The Green Guide has published the results of its annual Green Schools survey, and the results show that a number of elementary, middle and high schools around the country are taking innovative steps in curriculum development, building construction and maintenance, and community involvement. The criteria set for the program involve not just the usual suspects of recycling programs and non-toxic cleaning products, but also LEED certification for buildings, campus green space, procurement and transportation policies, and electricity from renewable sources. In each case, schools seem to recognize that “going green” isn’t simply about providing a healthier, cleaner environment for learning, but also teaching students about the natural world and their relationship to it.
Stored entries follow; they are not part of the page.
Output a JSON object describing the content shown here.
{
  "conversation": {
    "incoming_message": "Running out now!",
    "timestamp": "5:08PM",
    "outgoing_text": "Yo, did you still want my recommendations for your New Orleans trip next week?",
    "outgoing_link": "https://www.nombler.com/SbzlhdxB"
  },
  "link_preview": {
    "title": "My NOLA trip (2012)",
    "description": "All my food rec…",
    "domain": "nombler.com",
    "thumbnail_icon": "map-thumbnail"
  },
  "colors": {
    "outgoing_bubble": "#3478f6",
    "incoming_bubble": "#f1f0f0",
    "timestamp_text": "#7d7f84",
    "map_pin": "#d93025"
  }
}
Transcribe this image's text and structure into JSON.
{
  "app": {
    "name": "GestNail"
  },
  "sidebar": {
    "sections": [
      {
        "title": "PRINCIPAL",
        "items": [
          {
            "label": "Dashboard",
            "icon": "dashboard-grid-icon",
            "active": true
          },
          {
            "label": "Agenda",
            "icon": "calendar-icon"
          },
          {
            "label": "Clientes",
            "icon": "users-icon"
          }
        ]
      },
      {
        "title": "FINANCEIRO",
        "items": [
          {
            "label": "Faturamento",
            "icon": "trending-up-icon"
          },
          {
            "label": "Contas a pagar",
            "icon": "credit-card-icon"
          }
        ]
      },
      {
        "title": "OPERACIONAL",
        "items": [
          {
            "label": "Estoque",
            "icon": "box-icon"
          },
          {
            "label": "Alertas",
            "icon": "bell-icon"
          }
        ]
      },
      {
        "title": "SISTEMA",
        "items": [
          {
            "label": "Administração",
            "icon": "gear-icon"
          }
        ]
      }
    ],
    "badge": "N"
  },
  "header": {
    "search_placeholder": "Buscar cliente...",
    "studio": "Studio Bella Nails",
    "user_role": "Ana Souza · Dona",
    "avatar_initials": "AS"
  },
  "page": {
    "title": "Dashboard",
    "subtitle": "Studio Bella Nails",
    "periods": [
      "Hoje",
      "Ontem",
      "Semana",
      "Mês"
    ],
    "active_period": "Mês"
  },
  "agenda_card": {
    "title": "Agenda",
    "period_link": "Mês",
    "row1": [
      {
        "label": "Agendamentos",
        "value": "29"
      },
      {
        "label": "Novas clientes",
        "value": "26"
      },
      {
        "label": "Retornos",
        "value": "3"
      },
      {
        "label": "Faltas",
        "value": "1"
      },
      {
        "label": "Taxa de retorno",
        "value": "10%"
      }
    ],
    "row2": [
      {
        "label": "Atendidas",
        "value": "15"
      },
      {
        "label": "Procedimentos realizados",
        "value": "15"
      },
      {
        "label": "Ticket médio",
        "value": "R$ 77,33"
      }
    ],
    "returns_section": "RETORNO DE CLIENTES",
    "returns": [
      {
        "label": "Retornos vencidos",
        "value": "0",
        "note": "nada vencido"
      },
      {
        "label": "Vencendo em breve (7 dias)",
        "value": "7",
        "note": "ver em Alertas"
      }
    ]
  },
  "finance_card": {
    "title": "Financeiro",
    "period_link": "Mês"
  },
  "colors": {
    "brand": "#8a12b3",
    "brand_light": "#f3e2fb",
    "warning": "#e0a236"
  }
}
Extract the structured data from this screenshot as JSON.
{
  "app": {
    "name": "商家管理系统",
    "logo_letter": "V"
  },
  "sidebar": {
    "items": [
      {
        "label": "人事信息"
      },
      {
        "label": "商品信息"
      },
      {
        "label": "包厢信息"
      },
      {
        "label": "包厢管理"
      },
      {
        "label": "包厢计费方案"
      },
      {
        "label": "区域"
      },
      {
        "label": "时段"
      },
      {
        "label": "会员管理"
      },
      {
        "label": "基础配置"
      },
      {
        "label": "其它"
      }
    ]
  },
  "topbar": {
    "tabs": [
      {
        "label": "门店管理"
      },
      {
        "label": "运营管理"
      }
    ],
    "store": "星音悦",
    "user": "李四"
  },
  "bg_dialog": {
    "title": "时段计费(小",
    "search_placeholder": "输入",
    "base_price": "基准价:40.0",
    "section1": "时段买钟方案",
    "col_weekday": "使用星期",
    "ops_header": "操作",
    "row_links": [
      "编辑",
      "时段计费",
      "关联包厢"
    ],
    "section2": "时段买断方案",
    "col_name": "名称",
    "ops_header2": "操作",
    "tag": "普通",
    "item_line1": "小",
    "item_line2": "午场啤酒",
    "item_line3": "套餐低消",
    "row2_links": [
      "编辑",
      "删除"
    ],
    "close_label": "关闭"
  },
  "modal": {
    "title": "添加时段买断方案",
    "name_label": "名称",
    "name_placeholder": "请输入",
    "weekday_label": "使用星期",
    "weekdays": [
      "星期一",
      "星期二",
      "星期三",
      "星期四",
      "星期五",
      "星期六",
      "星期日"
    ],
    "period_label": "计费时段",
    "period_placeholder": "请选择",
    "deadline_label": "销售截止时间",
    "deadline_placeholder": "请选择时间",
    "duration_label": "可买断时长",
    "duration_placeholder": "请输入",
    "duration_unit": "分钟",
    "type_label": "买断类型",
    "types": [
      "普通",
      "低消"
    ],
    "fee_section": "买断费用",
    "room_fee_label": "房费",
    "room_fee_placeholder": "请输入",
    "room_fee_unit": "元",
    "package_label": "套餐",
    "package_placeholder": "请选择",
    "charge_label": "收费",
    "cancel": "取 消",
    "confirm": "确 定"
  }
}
The top ten schools in terms of ranking (there are actually eleven) are:
- Punahou School (private), Honolulu, HI
- The Willow School (private), Gladstone, NJ
- Desert Edge High School (public), Goodyear, AZ
- East Clayton Elementary (public), Clayton, NC
- Conserve School (private), Land O’Lakes, WI
- Ross School (private), East Hampton, New York
- Michael E. Capuano Early Childhood Center (public), Somerville, MA
- Clackamas High School (public), Clackamas, OR (tied for 8th place)
- Washburn Elementary School (public), Washburn, WI (tied for 8th place)
- One World Montessori (private), San Jose, CA (tied for 10th place)
- Sonoji Sakai Intermediate School (public), Bainbridge Island, Washington (tied for 10th place)
Congratulations to all of these schools, and the administrators, teachers, staff members and parents that contributed to creating green institutions for students! It’s very good to see that schools around the US are taking the initiative to incorporate sustainable practices into almost every element of their environment.
Of course, a survey like this also shows us how far we have to go in terms of making schools places where the environments are most conducive to student learning and empowerment. One doesn’t have to look too hard at this list to see the woeful lack of urban schools (two others did make the next tier), where students often have to settle for the least favorable settings in terms of environmental quality and opportunities for innovative programs. The Green Guide is doing a real service by promoting the successes of schools that have the funding and support to create sustainable spaces for education; we all have to start pushing for these kinds of environments for all students, though. This isn’t just about treehuggers calling for environmental consciousness; rather, it’s about creating the places and practices most supportive of kids in reaching their academic potential. Off the top of my head, I’m not aware of any foundations or organizations trying to replicate such models in districts lacking in money, knowledge or political will — are any of you?